L’insécurité alimentaire comme jauge de l’appauvrissement au Québec

L’insécurité alimentaire comme jauge de l’appauvrissement au Québec


Stéphane Doucet
Clarté – Novembre 2024


Dans un rapport publié le 4 décembre pour l’Observatoire québécois des inégalités (OQI), l’économiste Geoffroy Boucher a utilisé des données de Statistiques Canada pour analyser l’insécurité alimentaire des Québécois. Il en ressort notamment que l’insécurité alimentaire a augmenté de 50% dans la province en seulement 3 ans, entre 2019 et 2022. Ailleurs, on dit que le panier d’épicerie a augmenté de 30% dans les 4 dernières années.

L’augmentation de la précarité économique de la population québécoise n’est plus à démontrer. Il est tout de même intéressant de noter ce passage tiré de cette étude.

« Et c’est précisément chez les personnes faisant partie du troisième quintile de revenu, soit les personnes se trouvant au centre de la distribution de revenu et qu’on pourrait associer à “la classe moyenne”, que l’augmentation de l’insécurité alimentaire a été la plus marquée entre 2019 et 2022. (…) le niveau d’insécurité alimentaire est passé de 7,8 % à 17,4 %, soit une augmentation de 122 % (ou 9,6 points de pourcentage). En 2022, c’était 240 000 personnes de la “classe moyenne” qui se trouvaient en situation d’insécurité alimentaire, dont environ 50 000 en situation d’insécurité alimentaire sévère. »

Si l’on adopte un langage plus précis que « classe moyenne », disons « couches moyennes » c’est-à-dire les travailleurs mieux rémunérés, les professionnels, les petits propriétaires, etc., on peut donc s’entendre sur ce à quoi nous sommes confrontés: la chute des revenus, la baisse des salaires, l’explosion du coût des biens de première nécessité, la hausse des taux d’intérêt qui gonflent les coûts liées aux dettes, etc. En bref, le coût de la vie augmente plus rapidement que les salaires.

Si l’insécurité alimentaire frappe plus durement les couches moyennes au Québec, elle n’épargne par les couches inférieures, bien évidemment. La réalité est bien plus « riche » que celle que relatent les schémas statistiques, et dans la population il n’y a pas de cordon sanitaire entre les différents quintiles de revenu. Il faut plutôt voir le tout dans son ensemble pour discerner les tendances plus globales.

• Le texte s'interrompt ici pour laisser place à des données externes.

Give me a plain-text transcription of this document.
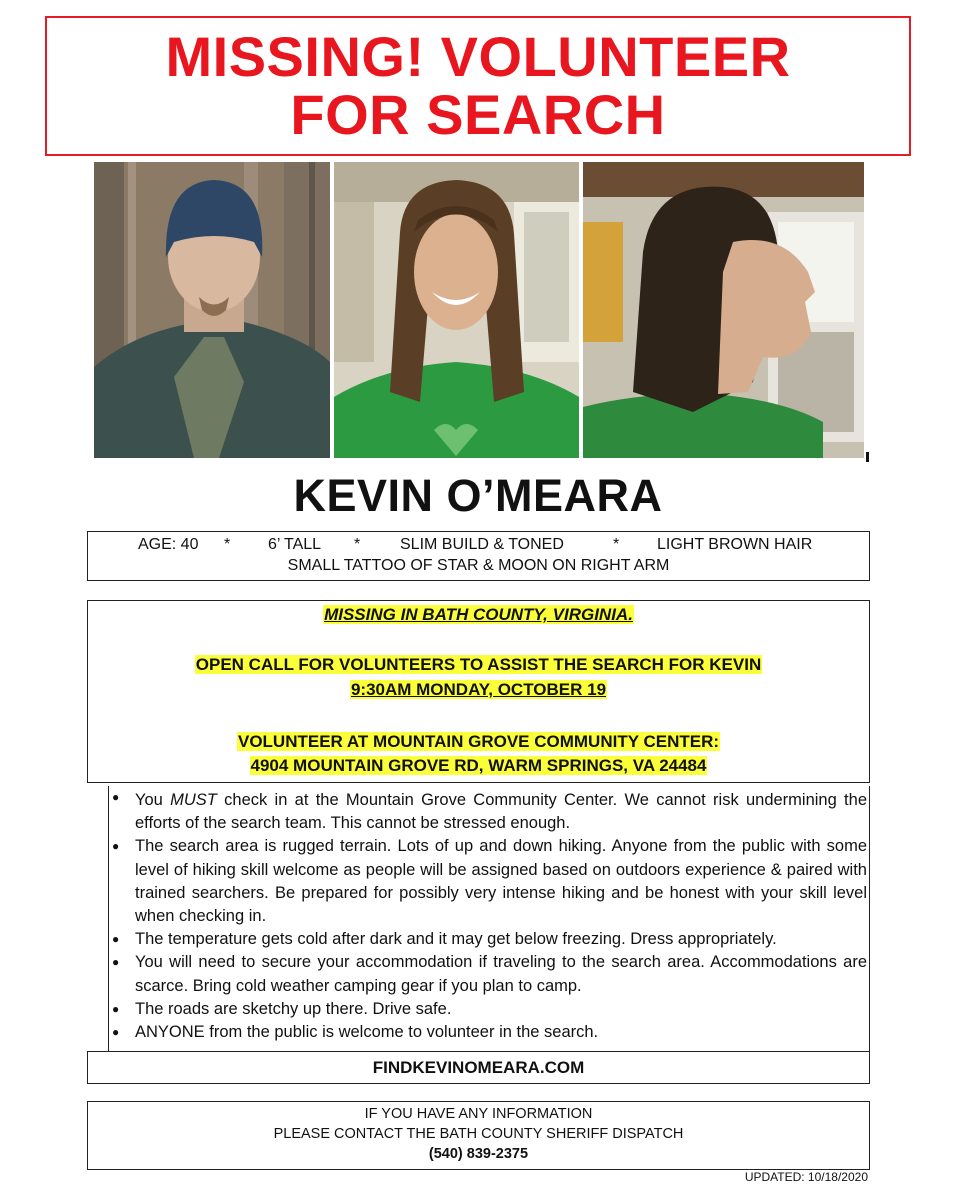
MISSING! VOLUNTEER
FOR SEARCH
KEVIN O’MEARA
AGE: 40 * 6’ TALL * SLIM BUILD & TONED	* LIGHT BROWN HAIR
SMALL TATTOO OF STAR & MOON ON RIGHT ARM
MISSING IN BATH COUNTY, VIRGINIA.
OPEN CALL FOR VOLUNTEERS TO ASSIST THE SEARCH FOR KEVIN
9:30AM MONDAY, OCTOBER 19
VOLUNTEER AT MOUNTAIN GROVE COMMUNITY CENTER:
4904 MOUNTAIN GROVE RD, WARM SPRINGS, VA 24484
● You MUST check in at the Mountain Grove Community Center. We cannot risk undermining the efforts of the search team. This cannot be stressed enough.
● The search area is rugged terrain. Lots of up and down hiking. Anyone from the public with some level of hiking skill welcome as people will be assigned based on outdoors experience & paired with trained searchers. Be prepared for possibly very intense hiking and be honest with your skill level when checking in.
● The temperature gets cold after dark and it may get below freezing. Dress appropriately.
● You will need to secure your accommodation if traveling to the search area. Accommodations are scarce. Bring cold weather camping gear if you plan to camp.
● The roads are sketchy up there. Drive safe.
● ANYONE from the public is welcome to volunteer in the search.
FINDKEVINOMEARA.COM
IF YOU HAVE ANY INFORMATION
PLEASE CONTACT THE BATH COUNTY SHERIFF DISPATCH
(540) 839-2375
UPDATED: 10/18/2020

Dans un reportage du 12 décembre à l’antenne de Radio-Canada, la professeure en science de la consommation Maryse Côté-Hamel a eu le culot de déclarer que l’inflation et sa couverture médiatique a eu comme effet « la démocratisation, dans une certaine mesure, de chercher des rabais » ! Ce n’est pas exactement le genre de « démocratisation » qu’on recherche, nous. Ce qui a été « démocratisé », c’est la baisse des salaires, évidemment.

Justement, à ce titre, l’insécurité alimentaire a augmenté de 50% de 2019 à 2022 pour les personnes avec un travail. Sur l’ensemble des personnes en insécurité alimentaire, 75% d’entre elles occupaient un emploi. En gros, les salaires au Québec ne fournissent pas un revenu suffisant pour se nourrir.

Ce qui se dégage est précisément ce que nous martelons au Parti communiste depuis des années: les salaires sont grugés par l’inflation, un processus dirigé par la classe dirigeante, alors que les profits augmentent à une vitesse inouïe. Dans une récente déclaration concernant le congé sur la TPS sur les produits alimentaires, le Parti relatait que « Cette législation n’est que du vent – un message qui expose en fait le manque d’intérêt – ou de préoccupation – du gouvernement et du Parlement pour les travailleurs dont les salaires ont baissé de 3,5 % en 2021-22, tandis que les bénéfices ont augmenté de 53 % pour atteindre le montant astronomique de 577 milliards de dollars (200 milliards de dollars de plus qu’en 2019). »

Finalement, à la base, l’insécurité alimentaire n’est autre que la combinaison d’un salaire trop bas et de prix trop élevés. Dans un contexte de capital monopoliste, la classe dirigeante a fait pression vers le bas sur les salaires, et a organisé la hausse des prix, le tout pour extraire plus de profits. Si cette situation prend de l’ampleur au Québec et au Canada, c’est parce que le pouvoir des monopoles est de plus en plus sauvage et criminel. Il n’y a pas de raccourcis pour remédier à la situation: ceux et celles qui en souffrent doivent s’unir et combattre ceux qui en bénéficient.